Após o início da Operação Antártica XXXI já foram removidos 60 mil m³ de gelo e neve e desmontados 850 toneladas de aço da estrutura da antiga base. Segundo a Marinha, os escombros foram carregados para um navio mercante alugado e foi feita a limpeza da área, juntamente com atividades de redução do impacto ambiental.

A verba desembolsada até agora serviu para a aquisição de máquinas e equipamentos para desmontagem e remoção da estação; apoio à manutenção dos dois navios polares utilizados na desmontagem da base e na continuidade das pesquisas científicas e o aluguel de um navio mercante para o transporte de todo o maquinário pesado de demolição e dos destroços resultantes do desmonte.

Além disso, os recursos serviram para a aquisição dos MAE instalados neste ano e para a contratação de empresa responsável pela elaboração de projeto de gestão que foi utilizado no planejamento da desmontagem da Estação.

Da dotação autorizada em 2012, R$ 8,2 milhões foram gastos em serviços técnicos profissionais, R$ 5,3 milhões em serviços de produção industrial, R$ 4 milhões em serviços de manobra e patrulhamento e R$ 3 milhões em equipamentos e utensílios hidráulicos e elétricos.

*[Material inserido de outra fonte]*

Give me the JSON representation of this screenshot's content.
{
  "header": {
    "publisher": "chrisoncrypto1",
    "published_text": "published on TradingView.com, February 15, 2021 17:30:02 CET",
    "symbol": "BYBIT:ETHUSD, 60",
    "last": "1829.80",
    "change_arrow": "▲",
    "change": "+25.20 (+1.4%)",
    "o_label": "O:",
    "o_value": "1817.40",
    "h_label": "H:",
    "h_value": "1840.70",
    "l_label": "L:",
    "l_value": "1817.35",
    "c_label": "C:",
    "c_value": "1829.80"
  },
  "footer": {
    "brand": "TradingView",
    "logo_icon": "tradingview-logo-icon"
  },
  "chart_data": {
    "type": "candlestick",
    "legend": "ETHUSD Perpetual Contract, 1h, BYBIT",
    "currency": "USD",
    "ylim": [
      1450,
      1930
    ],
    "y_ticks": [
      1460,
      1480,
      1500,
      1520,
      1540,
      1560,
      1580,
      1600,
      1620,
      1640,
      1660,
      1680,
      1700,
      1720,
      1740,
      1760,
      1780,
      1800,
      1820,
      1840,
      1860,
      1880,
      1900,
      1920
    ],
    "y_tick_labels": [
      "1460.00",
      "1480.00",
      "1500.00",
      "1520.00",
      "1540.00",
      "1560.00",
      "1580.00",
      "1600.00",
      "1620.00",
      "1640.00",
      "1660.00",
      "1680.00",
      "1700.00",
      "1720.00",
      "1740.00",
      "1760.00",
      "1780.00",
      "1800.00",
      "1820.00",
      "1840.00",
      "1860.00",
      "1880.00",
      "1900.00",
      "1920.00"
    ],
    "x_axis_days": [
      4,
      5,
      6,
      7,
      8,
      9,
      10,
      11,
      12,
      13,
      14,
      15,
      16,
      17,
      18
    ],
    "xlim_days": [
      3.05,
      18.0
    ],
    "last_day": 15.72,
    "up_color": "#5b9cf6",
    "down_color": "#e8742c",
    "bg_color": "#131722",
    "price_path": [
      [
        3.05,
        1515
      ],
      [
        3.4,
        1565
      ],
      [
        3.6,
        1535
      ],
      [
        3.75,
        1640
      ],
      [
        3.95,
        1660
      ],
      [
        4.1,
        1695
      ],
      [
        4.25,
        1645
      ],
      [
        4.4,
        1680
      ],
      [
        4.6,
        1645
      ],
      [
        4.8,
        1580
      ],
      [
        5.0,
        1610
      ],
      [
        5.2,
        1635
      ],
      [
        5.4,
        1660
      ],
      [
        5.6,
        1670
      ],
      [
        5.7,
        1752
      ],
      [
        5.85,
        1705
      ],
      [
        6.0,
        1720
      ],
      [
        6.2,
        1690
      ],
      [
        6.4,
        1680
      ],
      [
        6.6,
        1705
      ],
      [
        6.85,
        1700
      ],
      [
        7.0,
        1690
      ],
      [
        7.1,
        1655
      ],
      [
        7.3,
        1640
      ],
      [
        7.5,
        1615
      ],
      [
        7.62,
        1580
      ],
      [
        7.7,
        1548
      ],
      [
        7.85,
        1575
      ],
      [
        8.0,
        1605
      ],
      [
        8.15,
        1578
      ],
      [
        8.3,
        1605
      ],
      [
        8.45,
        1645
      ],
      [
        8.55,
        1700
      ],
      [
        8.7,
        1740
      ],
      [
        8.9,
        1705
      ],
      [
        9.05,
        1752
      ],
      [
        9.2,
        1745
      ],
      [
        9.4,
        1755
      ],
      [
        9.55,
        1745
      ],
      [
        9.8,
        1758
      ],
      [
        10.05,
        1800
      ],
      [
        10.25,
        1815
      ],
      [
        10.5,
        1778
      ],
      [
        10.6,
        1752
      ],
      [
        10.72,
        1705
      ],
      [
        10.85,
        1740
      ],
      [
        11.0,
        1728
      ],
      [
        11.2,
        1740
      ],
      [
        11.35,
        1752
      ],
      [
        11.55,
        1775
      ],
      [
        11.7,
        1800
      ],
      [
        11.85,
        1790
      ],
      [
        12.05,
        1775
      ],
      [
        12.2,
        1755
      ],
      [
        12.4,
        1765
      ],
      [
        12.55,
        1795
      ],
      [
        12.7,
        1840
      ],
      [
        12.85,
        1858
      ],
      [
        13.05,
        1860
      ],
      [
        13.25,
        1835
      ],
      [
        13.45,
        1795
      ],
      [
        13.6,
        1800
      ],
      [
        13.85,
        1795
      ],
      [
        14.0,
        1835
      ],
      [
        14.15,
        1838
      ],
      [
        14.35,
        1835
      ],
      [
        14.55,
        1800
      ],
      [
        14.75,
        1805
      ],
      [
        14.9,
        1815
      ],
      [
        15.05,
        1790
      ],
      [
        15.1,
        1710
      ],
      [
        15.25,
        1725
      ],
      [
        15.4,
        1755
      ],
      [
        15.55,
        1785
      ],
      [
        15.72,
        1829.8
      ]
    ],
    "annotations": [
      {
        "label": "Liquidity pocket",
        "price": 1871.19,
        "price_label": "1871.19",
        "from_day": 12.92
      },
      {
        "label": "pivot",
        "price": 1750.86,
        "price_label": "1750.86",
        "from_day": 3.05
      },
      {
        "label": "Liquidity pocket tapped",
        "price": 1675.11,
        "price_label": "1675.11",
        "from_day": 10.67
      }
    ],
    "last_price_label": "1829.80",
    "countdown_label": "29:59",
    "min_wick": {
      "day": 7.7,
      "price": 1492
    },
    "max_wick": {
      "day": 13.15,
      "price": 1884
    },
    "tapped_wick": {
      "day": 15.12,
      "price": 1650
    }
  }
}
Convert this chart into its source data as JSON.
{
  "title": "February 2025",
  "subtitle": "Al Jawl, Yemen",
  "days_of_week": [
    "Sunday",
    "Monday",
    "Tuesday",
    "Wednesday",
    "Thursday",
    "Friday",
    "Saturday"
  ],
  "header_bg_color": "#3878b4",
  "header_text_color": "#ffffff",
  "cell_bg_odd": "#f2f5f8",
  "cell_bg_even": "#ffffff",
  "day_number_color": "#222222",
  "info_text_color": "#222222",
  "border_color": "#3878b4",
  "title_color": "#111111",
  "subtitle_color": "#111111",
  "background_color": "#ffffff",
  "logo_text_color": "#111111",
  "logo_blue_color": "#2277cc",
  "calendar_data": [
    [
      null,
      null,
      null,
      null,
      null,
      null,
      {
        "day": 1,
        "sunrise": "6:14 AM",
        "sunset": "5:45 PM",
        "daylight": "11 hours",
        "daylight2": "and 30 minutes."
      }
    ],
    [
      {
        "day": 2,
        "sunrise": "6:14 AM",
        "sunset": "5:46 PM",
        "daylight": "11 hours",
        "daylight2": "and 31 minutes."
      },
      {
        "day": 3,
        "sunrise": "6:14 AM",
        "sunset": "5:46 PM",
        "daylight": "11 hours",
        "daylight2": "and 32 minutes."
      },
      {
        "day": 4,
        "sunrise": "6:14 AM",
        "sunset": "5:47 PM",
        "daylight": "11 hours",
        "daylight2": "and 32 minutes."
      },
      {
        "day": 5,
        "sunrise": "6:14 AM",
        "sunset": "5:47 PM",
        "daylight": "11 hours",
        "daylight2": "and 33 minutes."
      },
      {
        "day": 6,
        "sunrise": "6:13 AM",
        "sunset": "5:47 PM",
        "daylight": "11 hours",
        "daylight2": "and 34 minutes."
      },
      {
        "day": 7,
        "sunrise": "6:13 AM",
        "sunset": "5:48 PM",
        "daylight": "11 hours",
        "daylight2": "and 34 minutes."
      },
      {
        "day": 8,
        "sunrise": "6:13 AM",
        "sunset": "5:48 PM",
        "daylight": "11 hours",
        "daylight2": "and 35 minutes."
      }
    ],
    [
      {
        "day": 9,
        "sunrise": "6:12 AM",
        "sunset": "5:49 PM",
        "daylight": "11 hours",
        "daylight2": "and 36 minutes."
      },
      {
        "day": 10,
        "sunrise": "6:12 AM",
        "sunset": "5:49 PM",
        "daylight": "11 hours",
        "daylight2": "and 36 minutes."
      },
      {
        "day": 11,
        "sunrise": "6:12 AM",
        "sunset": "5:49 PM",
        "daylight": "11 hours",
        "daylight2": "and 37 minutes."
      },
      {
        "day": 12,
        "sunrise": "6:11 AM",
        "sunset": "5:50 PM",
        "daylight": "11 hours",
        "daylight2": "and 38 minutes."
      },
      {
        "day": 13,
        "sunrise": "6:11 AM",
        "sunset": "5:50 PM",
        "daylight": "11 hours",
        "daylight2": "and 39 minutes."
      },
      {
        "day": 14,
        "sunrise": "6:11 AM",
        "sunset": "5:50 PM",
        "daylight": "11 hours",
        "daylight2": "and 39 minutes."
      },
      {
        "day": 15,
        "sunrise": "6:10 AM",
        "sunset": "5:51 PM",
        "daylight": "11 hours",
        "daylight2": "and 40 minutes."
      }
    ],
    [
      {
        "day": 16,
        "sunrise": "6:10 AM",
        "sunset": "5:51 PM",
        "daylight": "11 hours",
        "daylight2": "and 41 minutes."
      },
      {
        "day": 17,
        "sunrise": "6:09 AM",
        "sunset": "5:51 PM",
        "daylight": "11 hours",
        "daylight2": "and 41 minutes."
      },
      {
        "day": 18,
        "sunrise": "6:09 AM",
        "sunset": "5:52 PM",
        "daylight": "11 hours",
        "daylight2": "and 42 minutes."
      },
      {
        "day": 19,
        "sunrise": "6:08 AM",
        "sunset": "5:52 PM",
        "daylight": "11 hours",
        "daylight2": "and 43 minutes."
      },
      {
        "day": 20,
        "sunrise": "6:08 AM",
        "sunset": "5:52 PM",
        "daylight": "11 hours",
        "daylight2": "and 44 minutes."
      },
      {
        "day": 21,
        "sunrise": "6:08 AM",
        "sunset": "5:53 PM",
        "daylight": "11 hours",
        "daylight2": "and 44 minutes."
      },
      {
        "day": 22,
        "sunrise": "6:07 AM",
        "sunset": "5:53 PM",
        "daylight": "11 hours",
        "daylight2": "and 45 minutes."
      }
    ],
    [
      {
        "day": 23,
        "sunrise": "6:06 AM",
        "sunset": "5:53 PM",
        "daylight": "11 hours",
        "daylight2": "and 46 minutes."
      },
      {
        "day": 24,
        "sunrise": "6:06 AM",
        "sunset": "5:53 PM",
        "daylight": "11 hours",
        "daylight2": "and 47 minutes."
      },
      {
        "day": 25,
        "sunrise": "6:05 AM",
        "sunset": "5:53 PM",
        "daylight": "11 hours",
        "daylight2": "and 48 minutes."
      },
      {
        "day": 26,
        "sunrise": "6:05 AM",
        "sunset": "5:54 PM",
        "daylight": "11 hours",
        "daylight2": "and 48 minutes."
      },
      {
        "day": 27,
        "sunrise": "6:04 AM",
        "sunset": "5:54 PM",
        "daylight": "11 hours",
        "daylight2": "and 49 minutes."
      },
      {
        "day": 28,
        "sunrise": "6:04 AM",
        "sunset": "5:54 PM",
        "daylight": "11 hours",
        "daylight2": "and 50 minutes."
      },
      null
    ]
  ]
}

A Marinha ainda desembolsou R$ 2 milhões em locação de bens móveis e R$ 1,8 milhão em materiais para a manutenção destes bens. Foram gastos outros R$ 1,6 milhão em máquinas, ferramentas e utensílios de oficina, R$ 702,4 mil na compra de veículos de tração mecânica e R$ 386 mil em embarcações. O órgão também pagou R$ 330 mil em passagens e despesas com locomoção e R$ 522 mil com diárias.

No fim de janeiro, a Marinha lançou o Concurso Estação Antártica Comandante Ferraz, que será realizado em parceria com o Instituto de Arquitetos do Brasil (IAB). A seleção vai escolher o melhor projeto de arquitetura e os projetos complementares para a reconstrução da estação.

Para 2013, foram destinados R$ 36,2 milhões para a reconstrução da base. De acordo com a Marinha, a dotação para este ano destina-se somente às ações decorrentes do concurso público que definirá o projeto da nova estação e à confecção do projeto executivo para a licitação internacional que definirá a empresa responsável pela execução da obra.

Ainda segundo o órgão, a licitação para a construção da nova estação será realizada somente depois que o respectivo projeto estiver concluído, sendo prevista para o final de 2013.